Re: [PATCH 0/7] TTY Keyboard Status Request

From: Arseny Maslennikov
Date: Sun Jun 09 2019 - 15:45:03 EST


On Sun, Jun 09, 2019 at 07:41:39PM +0200, Pavel Machek wrote:
> Hi!
>
> > This patch series introduces TTY keyboard status request, a feature of
> > the n_tty line discipline that reserves a character in struct termios
> > (^T by default) and reacts to it by printing a short informational line
> > to the terminal and sending a Unix signal to the tty's foreground
> > process group. The processes may, in response to the signal, output a
> > textual description of what they're doing.
> >
> > The feature has been present in a similar form at least in
> > Free/Open/NetBSD; it would be nice to have something like this in Linux
> > as well.

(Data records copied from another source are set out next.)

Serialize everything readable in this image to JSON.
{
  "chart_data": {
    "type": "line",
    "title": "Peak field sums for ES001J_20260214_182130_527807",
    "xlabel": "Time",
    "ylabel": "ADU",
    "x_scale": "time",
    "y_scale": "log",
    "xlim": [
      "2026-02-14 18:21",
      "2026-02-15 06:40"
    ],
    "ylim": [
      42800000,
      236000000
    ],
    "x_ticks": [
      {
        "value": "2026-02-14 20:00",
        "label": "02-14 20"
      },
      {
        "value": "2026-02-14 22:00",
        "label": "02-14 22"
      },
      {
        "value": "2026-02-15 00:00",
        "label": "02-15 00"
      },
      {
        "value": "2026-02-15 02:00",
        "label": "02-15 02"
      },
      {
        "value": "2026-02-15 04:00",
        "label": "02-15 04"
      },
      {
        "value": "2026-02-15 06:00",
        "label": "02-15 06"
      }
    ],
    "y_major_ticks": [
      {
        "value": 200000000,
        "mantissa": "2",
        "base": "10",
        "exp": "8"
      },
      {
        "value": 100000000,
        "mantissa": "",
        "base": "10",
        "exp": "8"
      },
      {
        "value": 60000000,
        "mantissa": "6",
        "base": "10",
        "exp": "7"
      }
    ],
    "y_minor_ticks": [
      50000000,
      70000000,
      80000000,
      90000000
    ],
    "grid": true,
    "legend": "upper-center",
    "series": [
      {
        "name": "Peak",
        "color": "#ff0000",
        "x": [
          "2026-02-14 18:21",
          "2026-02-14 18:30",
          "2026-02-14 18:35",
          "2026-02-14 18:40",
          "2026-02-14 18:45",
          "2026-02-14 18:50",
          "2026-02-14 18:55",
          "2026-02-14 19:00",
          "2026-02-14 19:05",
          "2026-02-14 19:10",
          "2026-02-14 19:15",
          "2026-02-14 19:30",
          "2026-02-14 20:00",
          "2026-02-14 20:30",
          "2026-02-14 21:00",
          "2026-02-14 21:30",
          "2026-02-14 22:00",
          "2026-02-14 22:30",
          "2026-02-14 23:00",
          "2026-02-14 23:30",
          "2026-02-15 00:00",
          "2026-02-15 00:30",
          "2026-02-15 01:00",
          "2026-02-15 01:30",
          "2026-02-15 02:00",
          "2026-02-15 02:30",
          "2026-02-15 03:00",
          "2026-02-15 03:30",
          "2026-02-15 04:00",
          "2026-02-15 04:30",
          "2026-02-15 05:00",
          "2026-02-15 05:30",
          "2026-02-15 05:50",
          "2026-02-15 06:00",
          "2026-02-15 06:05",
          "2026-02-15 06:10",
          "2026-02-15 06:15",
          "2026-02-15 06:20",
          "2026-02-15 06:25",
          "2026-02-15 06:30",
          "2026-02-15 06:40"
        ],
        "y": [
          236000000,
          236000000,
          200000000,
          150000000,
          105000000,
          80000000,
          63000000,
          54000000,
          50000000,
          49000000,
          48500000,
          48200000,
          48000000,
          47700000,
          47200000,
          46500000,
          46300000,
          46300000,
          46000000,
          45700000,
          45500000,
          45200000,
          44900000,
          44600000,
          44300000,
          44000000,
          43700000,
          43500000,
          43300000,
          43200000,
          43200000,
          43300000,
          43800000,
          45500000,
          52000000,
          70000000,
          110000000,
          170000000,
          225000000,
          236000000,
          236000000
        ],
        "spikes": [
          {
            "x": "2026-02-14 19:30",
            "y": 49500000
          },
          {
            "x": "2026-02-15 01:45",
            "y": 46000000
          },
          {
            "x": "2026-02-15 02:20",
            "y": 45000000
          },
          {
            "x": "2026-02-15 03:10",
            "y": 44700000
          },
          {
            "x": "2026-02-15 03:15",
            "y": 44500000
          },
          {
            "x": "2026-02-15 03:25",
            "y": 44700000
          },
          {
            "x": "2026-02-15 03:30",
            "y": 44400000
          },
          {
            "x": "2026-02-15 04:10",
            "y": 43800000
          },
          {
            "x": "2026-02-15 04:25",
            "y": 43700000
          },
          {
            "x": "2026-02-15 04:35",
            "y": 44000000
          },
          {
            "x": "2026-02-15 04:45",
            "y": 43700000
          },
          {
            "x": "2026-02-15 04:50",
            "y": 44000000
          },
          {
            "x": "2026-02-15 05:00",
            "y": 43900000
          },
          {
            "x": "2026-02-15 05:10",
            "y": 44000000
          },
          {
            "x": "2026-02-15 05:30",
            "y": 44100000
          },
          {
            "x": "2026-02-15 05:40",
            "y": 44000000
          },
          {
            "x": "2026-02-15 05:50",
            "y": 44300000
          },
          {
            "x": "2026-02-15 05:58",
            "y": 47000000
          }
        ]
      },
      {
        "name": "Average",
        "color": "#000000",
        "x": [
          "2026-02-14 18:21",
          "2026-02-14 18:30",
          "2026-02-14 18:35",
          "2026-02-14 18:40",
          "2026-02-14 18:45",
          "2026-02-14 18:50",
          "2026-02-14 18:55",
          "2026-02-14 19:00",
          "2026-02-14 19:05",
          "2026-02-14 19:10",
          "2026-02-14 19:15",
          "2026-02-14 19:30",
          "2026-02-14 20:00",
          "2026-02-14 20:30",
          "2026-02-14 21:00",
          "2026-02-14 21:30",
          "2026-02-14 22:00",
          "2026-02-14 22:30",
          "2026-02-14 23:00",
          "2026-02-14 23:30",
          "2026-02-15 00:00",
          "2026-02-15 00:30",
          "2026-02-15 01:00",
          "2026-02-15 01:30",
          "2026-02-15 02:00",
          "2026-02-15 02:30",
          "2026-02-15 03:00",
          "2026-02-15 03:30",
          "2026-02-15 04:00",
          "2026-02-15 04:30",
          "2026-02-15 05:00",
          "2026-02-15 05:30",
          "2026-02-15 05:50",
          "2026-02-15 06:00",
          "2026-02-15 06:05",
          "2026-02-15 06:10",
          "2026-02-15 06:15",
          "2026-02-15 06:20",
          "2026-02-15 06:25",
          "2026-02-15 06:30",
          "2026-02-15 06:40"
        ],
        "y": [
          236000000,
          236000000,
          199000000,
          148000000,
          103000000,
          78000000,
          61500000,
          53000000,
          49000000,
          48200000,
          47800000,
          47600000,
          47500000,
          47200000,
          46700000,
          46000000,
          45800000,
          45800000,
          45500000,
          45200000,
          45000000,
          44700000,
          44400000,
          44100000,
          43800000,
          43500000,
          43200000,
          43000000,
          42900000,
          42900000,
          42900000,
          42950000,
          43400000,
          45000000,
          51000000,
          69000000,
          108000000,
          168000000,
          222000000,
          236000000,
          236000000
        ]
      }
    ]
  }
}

There is an LKML thread[1] where users have previously
> > expressed the rationale for this.
> >
> > The current implementation does not break existing kernel API in any
> > way, since, fortunately, all the architectures supported by the kernel
> > happen to have at least 1 free byte in the termios control character
> > array.
>
> I like the idea... I was often wondering "how long will this dd take". (And in
> case of dd, SIGUSR1 does the job).
>
> I assume this will off by default, so that applications using ^T today will not
> get surprise signals?
> Pavel

If any of isig, icanon and iexten is disabled on the tty, the signal is
not sent.

Any application that wants to handle raw terminal input events itself,
e.g. vim, mutt, libreadline, anything ncurses-based, etc., has to turn
off the tty's cooked mode, i.e. at least icanon. This means those
applications are unaffected.

The commit messages of individual patches try to explain this in detail.